We hosted a variety of webinars ranging from the rural housing crisis, climate change, mental health, digital connectivity and farm safety - each and every one of them touched on crucially important issues for our industry and if you weren’t able to join them during the show week, they are also available for you to watch in the members section of the website and of course the Royal Welsh show events pages.

As part of our political engagement work, which stretches far beyond the usual confines of show week, I spoke at the Committee for the Economy, Trade and Rural Affairs webinar. It was an excellent opportunity to highlight that the scale and number of challenges faced by Wales increases with every new Senedd term and that there are some overarching issues that should be a focus, not least the environmental challenges we face.

We should not forget what should be at the heart of the work of the Senedd: the interests of the people of Wales.
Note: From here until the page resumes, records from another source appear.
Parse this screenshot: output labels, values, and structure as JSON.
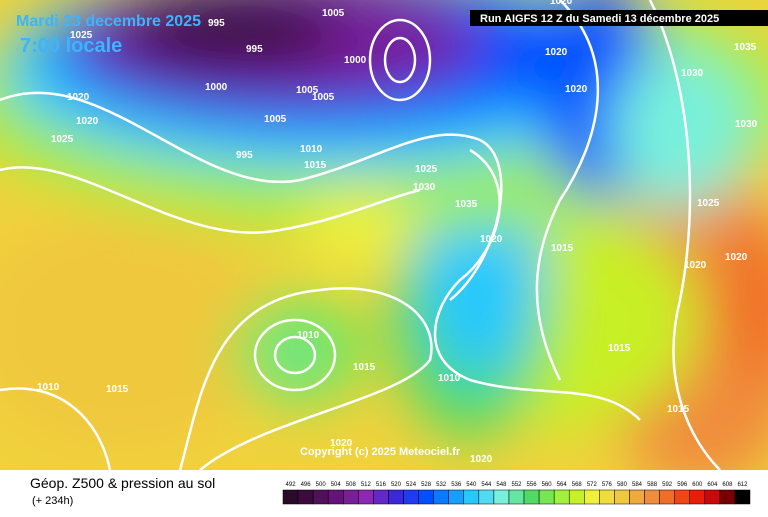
{
  "header": {
    "date": "Mardi 23 decembre 2025",
    "time": "7:00 locale",
    "run": "Run AIGFS 12 Z du Samedi 13 décembre 2025"
  },
  "footer": {
    "title": "Géop. Z500 & pression au sol",
    "lead": "(+ 234h)",
    "copyright": "Copyright (c) 2025 Meteociel.fr"
  },
  "legend": {
    "labels": [
      492,
      496,
      500,
      504,
      508,
      512,
      516,
      520,
      524,
      528,
      532,
      536,
      540,
      544,
      548,
      552,
      556,
      560,
      564,
      568,
      572,
      576,
      580,
      584,
      588,
      592,
      596,
      600,
      604,
      608,
      612
    ],
    "colors": [
      "#2a0a2a",
      "#3c0a3c",
      "#50105a",
      "#641478",
      "#781e96",
      "#8c28b4",
      "#6428c8",
      "#3c28dc",
      "#1e3cf0",
      "#0050ff",
      "#0a78ff",
      "#14a0ff",
      "#28c8ff",
      "#50dcf0",
      "#78f0dc",
      "#64e6a0",
      "#50dc64",
      "#78e650",
      "#a0f03c",
      "#c8f028",
      "#f0f03c",
      "#f0dc3c",
      "#f0c83c",
      "#f0aa3c",
      "#f08c3c",
      "#f06e28",
      "#f04614",
      "#e61e0a",
      "#c80a0a",
      "#780000",
      "#000000"
    ]
  },
  "isobar_labels": [
    995,
    995,
    1000,
    1005,
    1005,
    1005,
    1010,
    1015,
    1020,
    1025,
    1020,
    1025,
    1020,
    1000,
    1005,
    995,
    1025,
    1030,
    1035,
    1020,
    1015,
    1020,
    1010,
    1015,
    1010,
    1010,
    1015,
    1020,
    1020,
    1015,
    1030,
    1030,
    1035,
    1025,
    1020,
    1020,
    1015,
    1020
  ]
}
The people who make our economies and communities tick. The people who elected our Members of the Senedd and make Wales what it is.

The interests of people are often lost in a mist of heady aspirations set out in lengthy policy documents - aspirations we may all agree with, but nevertheless should sit alongside the welfare of people and families, and certainly not obscure or inhibit those interests.

For the 53,000 people who work on Welsh farms and the businesses they support, a key concern is the impact of the Welsh Agriculture Bill that will be considered by the committee.

We of course recognise the need for change, and given the climate crisis who would deny the importance of delivering public goods as a key strategic objective for Wales?

But proposals to date have merely replicated one-dimensional Defra objectives focussed on ‘public goods’, and we have not seen the preservation and enhancement of our family farms, agricultural businesses, rural employment and culture given anything like equal status as a key strategic goal alongside the delivery of public goods.

To borrow a phrase used by our First Minister, protecting the wellbeing of our rural families and communities cannot be left to ‘vapid optimism’ - it must be delivered by design. A central purpose of a domestic Welsh policy should be to mitigate outside effects that are beyond our control.

The impacts of Brexit and trade deals are the most prominent of these, and failure to place the protection of our food producing families and those businesses, communities and environments which rely on them as a central policy objective not only ties our hands, but will exacerbate these impacts.

Mitigating climate change and reversing environmental damage will quite rightly be a focus for the Committee, but as a modern devolved nation it is essential that we take a mature, outward-looking view in what can be a ruthless global trading environment.

Our Welsh landscapes and communities cannot be allowed to become a dumping ground for the sins of the world, while greater volumes of food produced to lower environmental and animal health and welfare standards displace our own food production systems - systems upon which a vast range of Welsh plant and animal species and our distinct culture and landscapes rely.

Linked to all these issues is the ambitious tree planting target shared by all political parties.

In the 20th Century tree planting in Wales led to the social and economic devastation of entire communities, the destruction of vast areas of habitat, the local extinction of innumerable species, and the loss of huge tracts of land to businesses and individuals based outside Wales.

At a time when we are already seeing entire farms being bought up by outside bodies for tree planting, action is needed to ensure the mistakes of the past are avoided at all costs, whatever targets are in place.